FINANCE CONSULT a aussi édicté des préconisations pour optimiser le contrat tant d’un point de vue financier que juridique et a relevé des points faibles dans le contrat en cours. Les principales préconisations et marges d’amélioration sont reprises dans l’article 6. Caractéristiques principales du futur contrat.
4. LES DIFFERENTS MODES DE GESTION
L’article L1 du code de la commande publique mentionne : « Les acheteurs et les autorités concédantes choisissent librement, pour répondre à leurs besoins, d'utiliser leurs propres moyens ou d'avoir recours à un contrat de la commande publique. »
Cette liberté de choix du mode de gestion découle du principe constitutionnel de libre administration des collectivités territoriales.
Les différents modes de gestion envisageables pour l’exploitation du cinéma « le Richelieu » sont exposés ci-après.
4-1. La gestion directe
Lorsque la collectivité assume directement la gestion de ses services publics, on parle alors de gestion directe. Elle se réalise sans organisation interposée entre l’institution publique et le service. Ce modèle laisse l’entière maîtrise à la collectivité et permet un plus grand contrôle public de la gestion quotidienne, mais diminue la souplesse dans la prise de décisions, la flexibilité du personnel ou l’autonomie budgétaire.8
Les collectivités ont la possibilité de créer deux catégories de régie : - soit une régie dotée de l’autonomie financière ;
- soit une régie dotée de l’autonomie financière et de la personnalité morale.
Les marchés publics de prestations de services peuvent rentrer dans cette catégorie. La passation d’un marché public de services implique en effet un quasi fonctionnement en régie. En effet, l’agglomération va confier une prestation de services à un tiers sans lui transférer l’exploitation du service à ses risques et périls. Le prestataire sera rémunéré sur la base d’un prix pour les prestations qui lui sont demandées par l’agglomération. Quel que soit le résultat de son activité, le prestataire ne subira pas les conséquences financières d’une bonne ou mauvaise gestion et sera rémunéré à hauteur du prix contractuellement défini.
4-2. La gestion déléguée
Le mode de gestion déléguée permet à la collectivité de confier à une entreprise privée ou une personne publique l’exécution du service public tout en conservant la maîtrise de celui-ci. L’entreprise est alors chargée de l’exécution du service. Elle l’assure avec son propre personnel selon les méthodes de la gestion privée et à ses risques et périls. La collectivité lui octroie en contrepartie un monopole d’exploitation du service.
L’une des caractéristiques essentielles des modes de gestion déléguée concerne le risque financier lié à l’exploitation du service : il pèse non pas sur la collectivité mais sur l’entreprise, qui se rémunère, en tout ou partie, par le prix payé par les usagers du service.
Le CGCT et le code de la commande publique édictent et régissent les modalités de concession de service public (DSP) à des organismes privés sous la forme de régies intéressées, de concessions ou d’affermages.

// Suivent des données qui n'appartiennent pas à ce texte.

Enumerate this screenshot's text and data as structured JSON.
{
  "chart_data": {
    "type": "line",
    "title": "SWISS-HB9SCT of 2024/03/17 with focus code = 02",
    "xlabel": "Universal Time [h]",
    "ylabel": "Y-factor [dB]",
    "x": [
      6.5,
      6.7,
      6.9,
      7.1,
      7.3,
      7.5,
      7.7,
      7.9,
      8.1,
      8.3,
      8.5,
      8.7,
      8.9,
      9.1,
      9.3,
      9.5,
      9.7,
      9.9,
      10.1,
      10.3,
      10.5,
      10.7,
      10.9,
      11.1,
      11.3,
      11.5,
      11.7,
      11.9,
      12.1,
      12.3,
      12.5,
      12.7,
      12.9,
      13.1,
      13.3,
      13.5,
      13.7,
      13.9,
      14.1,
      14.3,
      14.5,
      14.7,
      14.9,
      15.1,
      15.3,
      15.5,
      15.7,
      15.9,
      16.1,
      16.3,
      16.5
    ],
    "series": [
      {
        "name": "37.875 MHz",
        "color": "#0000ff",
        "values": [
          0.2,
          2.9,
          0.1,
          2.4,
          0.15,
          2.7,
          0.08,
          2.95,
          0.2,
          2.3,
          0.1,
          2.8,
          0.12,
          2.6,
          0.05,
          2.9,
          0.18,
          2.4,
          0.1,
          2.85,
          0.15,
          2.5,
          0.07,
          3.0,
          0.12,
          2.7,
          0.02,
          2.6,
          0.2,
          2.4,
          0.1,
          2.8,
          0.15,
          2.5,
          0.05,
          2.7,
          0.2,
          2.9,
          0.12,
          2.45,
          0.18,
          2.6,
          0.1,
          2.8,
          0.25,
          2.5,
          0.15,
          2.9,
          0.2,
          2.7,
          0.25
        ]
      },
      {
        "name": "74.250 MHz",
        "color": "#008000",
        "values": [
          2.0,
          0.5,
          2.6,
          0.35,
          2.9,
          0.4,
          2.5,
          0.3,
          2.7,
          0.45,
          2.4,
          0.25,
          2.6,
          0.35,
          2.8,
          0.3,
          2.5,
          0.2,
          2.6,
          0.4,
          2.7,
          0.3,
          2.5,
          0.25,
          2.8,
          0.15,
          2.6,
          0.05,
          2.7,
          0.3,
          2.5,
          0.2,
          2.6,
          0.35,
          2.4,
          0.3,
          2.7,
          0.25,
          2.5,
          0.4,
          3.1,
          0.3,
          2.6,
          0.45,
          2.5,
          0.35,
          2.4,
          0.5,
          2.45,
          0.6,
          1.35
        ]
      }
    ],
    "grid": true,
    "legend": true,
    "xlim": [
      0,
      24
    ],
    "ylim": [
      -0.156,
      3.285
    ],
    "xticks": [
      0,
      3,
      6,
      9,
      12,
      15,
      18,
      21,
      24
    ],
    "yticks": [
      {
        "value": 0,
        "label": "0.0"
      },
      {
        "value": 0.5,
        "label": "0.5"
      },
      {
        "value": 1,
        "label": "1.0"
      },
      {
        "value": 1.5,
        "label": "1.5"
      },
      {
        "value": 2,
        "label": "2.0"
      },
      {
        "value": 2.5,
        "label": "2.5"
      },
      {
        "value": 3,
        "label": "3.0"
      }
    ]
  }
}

4-2-1. La régie intéressée
Elle se distingue de l’affermage et de la concession par la façon dont le régisseur est rémunéré. Le régisseur intéressé exploite les ouvrages construits par la collectivité, mais il n’agit pas à ses risques et périls. Au lieu de se rémunérer sur le solde de son compte d’exploitation, il bénéficie de primes allouées suivant une formule d’intéressement aux résultats d’exploitation, définie par contrat : le mode de rémunération comprend donc une part liée aux résultats financiers en prenant en compte par exemple la régularité et la qualité du service rendu. La collectivité conserve ainsi la maîtrise des tarifs. Elle assure la totalité des dépenses.
4-2-2. La concession
La concession est un contrat par lequel une collectivité confie à un tiers extérieur à ses services, la mission de financer et de construire à ses frais des ouvrages - qui deviendront néanmoins propriété de la collectivité - et de les exploiter à ses risques et périls en se rémunérant au moyen de redevances perçues sur les usagers du service. En contrepartie, le concessionnaire est autorisé à percevoir directement auprès des consommateurs une redevance pour service rendu, déterminée par contrat. Il en reverse éventuellement ensuite une partie à la collectivité, pour lui permettre de couvrir les dépenses restant à sa charge. La concession est donc plus adaptée à un service en création ou nécessitant d’importants investissements.
4-2-3. L’affermage
L’affermage diffère de la concession essentiellement par un fait : la collectivité se charge du financement et de la construction des ouvrages, le fermier n’est chargé que de leur gestion. Il reverse donc à son interlocuteur public une partie de ses recettes sous forme de redevance, charge pour lui de se rémunérer sur les usagers : avec cette somme, la collectivité finance ses équipements et leur renouvellement. En général, la durée d’un contrat d’affermage est plus courte que celle d’’une concession.9
L’exploitation se fait aux risques et périls du fermier.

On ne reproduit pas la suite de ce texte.